放り出した雑誌にまた手を伸ばし、何も考えなくて済むよう必死になって読み始めた。
「田辺さん、どうぞお入りください」
とうとう私の順番が来た。恐る恐る診察室に入り、看護婦さんの指示通りに動く。先生はメガネをかけた女医さんだった。
「今日は妊娠を調べるって事でいいのかな?」
「・・・はい」
「そんなに怖い所じゃないから、大丈夫よ」
先生は私の緊張を解いてくれようとするけれど、私は笑って返事をする事などできなかった。
診察は1分も経たないうちに終わってしまった。そんなにあっけなく終わって、本当にわかるの?これが率直な感想だった。

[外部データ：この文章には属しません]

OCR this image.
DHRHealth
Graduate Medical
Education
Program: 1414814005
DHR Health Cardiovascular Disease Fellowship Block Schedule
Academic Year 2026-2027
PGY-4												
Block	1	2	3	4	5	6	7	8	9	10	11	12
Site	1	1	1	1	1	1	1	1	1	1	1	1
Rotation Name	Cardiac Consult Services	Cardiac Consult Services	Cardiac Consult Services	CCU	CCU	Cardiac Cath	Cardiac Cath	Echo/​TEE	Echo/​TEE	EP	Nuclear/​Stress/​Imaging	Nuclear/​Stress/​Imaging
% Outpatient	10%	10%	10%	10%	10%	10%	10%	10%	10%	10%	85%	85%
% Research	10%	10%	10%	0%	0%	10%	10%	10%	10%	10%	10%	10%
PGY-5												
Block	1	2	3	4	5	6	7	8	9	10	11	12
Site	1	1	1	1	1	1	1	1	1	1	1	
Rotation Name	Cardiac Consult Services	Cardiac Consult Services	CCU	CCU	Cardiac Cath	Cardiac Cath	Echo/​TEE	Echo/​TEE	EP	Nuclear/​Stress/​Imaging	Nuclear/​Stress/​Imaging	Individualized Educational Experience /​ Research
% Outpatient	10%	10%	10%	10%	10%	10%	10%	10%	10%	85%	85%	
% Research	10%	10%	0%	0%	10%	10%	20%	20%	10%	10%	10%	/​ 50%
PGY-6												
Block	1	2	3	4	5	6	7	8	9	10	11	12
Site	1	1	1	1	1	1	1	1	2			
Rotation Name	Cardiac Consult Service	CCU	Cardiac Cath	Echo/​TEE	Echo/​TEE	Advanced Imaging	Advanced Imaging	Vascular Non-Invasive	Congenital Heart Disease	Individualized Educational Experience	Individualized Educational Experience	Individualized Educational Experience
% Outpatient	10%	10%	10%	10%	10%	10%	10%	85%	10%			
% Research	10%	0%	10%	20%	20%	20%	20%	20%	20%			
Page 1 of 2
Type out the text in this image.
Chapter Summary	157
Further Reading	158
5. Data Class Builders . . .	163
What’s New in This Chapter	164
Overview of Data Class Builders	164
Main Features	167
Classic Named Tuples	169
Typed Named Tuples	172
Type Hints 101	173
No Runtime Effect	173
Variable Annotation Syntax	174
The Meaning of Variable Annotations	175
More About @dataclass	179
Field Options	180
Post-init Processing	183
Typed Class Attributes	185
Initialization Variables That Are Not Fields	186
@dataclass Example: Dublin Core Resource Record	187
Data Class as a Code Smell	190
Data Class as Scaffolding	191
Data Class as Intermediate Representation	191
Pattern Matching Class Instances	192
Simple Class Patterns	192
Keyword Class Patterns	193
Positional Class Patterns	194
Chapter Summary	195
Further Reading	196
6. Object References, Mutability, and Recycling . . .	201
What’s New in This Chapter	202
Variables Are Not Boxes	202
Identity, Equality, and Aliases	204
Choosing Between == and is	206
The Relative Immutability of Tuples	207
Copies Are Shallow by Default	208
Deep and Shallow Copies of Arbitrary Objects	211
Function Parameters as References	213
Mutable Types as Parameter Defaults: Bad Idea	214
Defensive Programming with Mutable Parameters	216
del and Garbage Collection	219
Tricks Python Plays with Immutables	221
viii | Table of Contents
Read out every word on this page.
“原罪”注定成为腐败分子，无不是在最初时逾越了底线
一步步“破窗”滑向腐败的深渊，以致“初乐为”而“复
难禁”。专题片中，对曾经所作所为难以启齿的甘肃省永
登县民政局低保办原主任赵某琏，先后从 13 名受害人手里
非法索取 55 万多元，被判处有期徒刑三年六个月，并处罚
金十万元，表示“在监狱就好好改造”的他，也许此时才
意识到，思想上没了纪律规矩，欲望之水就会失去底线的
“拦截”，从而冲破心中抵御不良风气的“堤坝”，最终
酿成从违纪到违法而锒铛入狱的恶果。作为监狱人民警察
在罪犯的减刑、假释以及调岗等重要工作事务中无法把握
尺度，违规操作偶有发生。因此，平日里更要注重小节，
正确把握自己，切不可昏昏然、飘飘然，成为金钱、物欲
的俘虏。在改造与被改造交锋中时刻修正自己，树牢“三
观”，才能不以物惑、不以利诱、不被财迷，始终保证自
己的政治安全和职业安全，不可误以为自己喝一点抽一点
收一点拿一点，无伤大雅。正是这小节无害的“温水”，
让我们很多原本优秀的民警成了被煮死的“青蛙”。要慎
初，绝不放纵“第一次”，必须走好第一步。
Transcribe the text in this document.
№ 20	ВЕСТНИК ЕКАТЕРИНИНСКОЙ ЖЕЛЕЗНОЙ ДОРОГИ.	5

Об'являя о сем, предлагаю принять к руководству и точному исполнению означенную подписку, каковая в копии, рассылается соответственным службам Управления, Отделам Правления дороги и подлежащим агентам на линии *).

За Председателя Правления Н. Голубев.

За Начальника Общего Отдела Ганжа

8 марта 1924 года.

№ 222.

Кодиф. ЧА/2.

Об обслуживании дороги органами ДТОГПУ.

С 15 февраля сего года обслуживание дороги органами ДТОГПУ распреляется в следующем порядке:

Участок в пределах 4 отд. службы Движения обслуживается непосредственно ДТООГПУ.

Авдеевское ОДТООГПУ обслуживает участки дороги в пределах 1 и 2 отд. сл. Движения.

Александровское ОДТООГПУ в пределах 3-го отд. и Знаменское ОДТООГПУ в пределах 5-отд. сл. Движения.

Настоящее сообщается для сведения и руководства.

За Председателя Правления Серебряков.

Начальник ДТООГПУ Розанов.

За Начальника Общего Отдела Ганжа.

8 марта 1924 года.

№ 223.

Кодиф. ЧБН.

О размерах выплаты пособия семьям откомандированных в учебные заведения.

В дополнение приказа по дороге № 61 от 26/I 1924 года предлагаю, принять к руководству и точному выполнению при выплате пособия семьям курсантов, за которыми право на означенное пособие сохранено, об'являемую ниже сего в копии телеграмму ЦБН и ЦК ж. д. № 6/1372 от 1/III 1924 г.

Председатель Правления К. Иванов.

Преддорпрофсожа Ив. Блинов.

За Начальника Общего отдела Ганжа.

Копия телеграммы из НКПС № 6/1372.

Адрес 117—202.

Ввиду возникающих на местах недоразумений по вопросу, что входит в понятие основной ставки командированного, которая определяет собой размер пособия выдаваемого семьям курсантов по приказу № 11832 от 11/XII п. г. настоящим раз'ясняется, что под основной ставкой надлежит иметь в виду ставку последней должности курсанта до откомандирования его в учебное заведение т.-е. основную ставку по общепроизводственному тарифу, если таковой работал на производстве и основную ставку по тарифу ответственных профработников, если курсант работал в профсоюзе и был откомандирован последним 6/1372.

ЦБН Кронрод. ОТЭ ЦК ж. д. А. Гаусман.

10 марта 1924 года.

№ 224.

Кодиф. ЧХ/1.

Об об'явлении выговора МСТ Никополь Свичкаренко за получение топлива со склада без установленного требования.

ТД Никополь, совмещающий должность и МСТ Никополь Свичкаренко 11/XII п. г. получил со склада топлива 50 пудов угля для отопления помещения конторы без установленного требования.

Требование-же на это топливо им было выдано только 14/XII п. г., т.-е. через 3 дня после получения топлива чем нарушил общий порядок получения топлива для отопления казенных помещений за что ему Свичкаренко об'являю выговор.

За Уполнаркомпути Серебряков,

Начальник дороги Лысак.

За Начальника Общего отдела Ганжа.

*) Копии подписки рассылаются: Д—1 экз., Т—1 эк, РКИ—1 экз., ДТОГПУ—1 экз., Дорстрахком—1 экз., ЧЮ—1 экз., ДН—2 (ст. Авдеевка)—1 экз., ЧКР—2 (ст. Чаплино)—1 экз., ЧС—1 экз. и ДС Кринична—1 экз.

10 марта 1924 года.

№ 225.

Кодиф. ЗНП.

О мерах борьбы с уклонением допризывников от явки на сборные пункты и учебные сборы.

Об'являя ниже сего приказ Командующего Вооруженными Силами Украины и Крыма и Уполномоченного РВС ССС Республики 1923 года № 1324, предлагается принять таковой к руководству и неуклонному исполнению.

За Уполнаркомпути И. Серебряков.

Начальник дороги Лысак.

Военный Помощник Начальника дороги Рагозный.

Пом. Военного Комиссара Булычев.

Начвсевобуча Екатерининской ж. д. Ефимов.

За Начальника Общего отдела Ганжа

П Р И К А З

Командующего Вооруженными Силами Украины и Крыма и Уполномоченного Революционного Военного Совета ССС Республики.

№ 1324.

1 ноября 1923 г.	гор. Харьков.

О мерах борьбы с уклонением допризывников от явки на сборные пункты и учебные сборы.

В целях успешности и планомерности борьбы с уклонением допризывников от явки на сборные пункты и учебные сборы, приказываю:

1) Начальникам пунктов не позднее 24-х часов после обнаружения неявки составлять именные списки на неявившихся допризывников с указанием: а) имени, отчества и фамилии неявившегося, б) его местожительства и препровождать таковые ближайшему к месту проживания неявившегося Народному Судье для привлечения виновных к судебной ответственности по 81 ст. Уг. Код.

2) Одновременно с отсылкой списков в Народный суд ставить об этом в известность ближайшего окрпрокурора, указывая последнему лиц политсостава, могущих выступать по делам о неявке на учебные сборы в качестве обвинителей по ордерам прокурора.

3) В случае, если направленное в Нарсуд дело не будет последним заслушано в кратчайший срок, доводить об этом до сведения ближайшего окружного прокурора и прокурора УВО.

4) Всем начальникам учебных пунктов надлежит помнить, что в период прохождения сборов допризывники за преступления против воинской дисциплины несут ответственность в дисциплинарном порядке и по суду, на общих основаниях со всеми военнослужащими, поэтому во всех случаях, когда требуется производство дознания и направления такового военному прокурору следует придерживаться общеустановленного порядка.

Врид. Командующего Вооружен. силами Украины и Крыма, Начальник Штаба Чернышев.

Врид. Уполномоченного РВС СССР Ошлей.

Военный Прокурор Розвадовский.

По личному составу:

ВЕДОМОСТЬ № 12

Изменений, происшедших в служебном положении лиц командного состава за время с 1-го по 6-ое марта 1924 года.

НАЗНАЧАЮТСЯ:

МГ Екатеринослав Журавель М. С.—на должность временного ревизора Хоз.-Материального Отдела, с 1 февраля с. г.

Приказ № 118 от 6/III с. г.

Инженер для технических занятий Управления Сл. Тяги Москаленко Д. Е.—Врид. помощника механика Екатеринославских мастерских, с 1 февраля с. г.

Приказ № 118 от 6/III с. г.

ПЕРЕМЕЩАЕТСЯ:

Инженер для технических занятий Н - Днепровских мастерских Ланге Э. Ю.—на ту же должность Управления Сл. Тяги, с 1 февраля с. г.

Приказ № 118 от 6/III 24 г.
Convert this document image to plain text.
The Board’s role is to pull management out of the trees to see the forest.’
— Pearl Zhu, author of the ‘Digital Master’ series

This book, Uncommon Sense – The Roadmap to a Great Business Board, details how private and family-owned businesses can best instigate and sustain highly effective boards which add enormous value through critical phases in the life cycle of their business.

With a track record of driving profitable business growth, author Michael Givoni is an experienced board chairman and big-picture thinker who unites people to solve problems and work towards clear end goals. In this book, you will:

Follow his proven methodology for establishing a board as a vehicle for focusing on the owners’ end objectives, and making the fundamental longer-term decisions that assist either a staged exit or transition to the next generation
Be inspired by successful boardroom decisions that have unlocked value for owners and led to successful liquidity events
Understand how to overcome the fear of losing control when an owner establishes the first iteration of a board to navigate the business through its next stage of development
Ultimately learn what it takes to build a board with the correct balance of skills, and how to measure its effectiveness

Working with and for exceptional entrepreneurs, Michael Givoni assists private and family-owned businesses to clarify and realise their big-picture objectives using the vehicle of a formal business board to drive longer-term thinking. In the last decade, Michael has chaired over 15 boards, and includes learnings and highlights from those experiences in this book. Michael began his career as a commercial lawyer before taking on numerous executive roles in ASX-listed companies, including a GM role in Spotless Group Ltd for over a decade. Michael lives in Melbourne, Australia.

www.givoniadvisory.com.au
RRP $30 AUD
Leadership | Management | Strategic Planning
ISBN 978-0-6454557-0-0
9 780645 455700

こちらに座ってください、と看護婦さんに言われ先生の前に座った。先生はどうしたの?というような顔で私を見ていた。
「緊張した?」
「はい」
「ま、初めてだもんね。はい、これ見て」
先生は白黒の何だかよくわからない紙を私に見せた。
「あんまりキレイじゃないからわかりにくいんだけど、ここ、周りと色が違うでしょ?」
「はい」
「これが、あなたの赤ちゃん」
「・・・赤ちゃん?!」
「そう。予定日は・・・来年の7月17日ね。このエコー写真はあげるから。まだ不安定な時期だから、体に無理のない生活をしてください。今日はこれで終わりです」
先生は看護婦さんに、受付で私に何かを渡すようにと言っていた。
「・・・ありがとうございました」
「お大事に」
目の前が真っ暗とも真っ白とも、何とも言えない感じだった。陽性反応が出たのだから、と少しは覚悟していたけれど、目の前でこれがあなたの赤ちゃんと言われ目眩がしそうだった。
待合室の幸せな人たちと私。どうしてこんなにも違うんだろう・・・
田辺さん、と受付に呼ばれ会計を済ませると保険証や診察券のほかに小さな冊子を渡された。
お大事に、という言葉になんとか応え、私は産婦人科を出た。
来る時はあんなに足が重かったのに、帰りはやけにスタスタと歩いていた。またコンビニに寄り、雑誌、お菓子、パンなど目に付いた物を買い込んで部屋に戻った。歩いている時も買い物をしている時も、何も考えていなかった。
TVをつけ、コタツのスイッチを入れ、買ってきた物をテーブルに並べた。
何やってるんだろ、私。こんなに買ってきて。バカみたい・・・
バカみたいと思っているのに、私はお菓子の袋を開け食べ出した。雑誌を隅から隅まで念入りに読み終えた頃には、お菓子の袋を箱が2つずつ空いていた。それを見ても、よく食べたなとしか思わなかった。
昨日はよく眠れなかったから、少し寝ようとバッグからケータイを出し、4時にアラームをセットした。ケータイと一緒にバッグから出てきた帰り際にもらった冊子を目に付かないようにクッションの下に押し込み、そのまま横になって私は寝てしまった。